Mensagens atribuídas ao banqueiro Daniel Vorcaro, proprietário do Banco Master, indicam que ele teria tentado se comunicar com o ministro Alexandre de Moraes, do Supremo Tribunal Federal (STF), no mesmo dia em que acabou preso pela 1ª vez pela Polícia Federal, em 17 de novembro de 2025.
Os registros teriam sido localizados no celular do empresário durante a investigação. De acordo com informações divulgadas pelo jornal O Globo, o conteúdo aponta que Vorcaro buscava atualizações sobre um possível vazamento de informações e tentava saber se havia alguma forma de impedir medidas contra ele.

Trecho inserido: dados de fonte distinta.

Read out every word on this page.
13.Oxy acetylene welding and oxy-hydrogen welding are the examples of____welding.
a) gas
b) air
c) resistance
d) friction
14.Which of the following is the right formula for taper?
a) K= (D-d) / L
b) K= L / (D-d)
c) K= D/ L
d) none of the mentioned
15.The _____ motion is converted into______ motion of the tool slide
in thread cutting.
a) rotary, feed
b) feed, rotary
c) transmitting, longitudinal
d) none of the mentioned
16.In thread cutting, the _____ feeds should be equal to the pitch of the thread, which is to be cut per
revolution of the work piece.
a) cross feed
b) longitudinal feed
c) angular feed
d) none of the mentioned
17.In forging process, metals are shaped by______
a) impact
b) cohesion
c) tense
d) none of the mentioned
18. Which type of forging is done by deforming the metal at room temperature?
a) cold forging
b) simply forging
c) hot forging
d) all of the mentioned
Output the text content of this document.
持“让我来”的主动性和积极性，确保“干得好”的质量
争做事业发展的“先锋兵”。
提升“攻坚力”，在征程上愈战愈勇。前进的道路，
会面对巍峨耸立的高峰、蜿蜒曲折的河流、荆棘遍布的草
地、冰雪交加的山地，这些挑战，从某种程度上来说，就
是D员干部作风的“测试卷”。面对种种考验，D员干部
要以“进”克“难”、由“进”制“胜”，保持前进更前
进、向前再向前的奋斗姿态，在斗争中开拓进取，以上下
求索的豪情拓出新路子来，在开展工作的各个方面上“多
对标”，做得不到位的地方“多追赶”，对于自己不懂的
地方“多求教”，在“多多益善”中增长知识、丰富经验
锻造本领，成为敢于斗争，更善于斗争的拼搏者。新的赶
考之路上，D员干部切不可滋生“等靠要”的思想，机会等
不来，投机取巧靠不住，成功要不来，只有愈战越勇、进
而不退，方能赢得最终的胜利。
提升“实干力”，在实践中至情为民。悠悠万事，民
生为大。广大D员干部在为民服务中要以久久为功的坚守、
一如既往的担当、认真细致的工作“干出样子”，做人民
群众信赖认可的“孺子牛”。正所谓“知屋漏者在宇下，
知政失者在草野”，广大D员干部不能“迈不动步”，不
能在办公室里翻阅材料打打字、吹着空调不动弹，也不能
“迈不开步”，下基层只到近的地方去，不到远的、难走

As mensagens teriam sido trocadas ao longo do dia e incluíam questionamentos sobre possíveis desdobramentos do caso investigado pelas autoridades.
Segundo a reportagem, o primeiro contato teria ocorrido ainda pela manhã. Nas mensagens, o banqueiro comentava sobre rumores de que detalhes da investigação estariam circulando entre pessoas ligadas ao setor financeiro e jornalistas.
Mais tarde, já no fim da tarde, novas mensagens teriam sido enviadas ao ministro questionando se havia alguma novidade sobre a situação ou possibilidade de bloquear ações relacionadas ao caso.
Os registros indicam que a conversa teria continuado no início da noite. A prisão do empresário ocorreu por volta das 22h do mesmo dia, durante uma operação da Polícia Federal.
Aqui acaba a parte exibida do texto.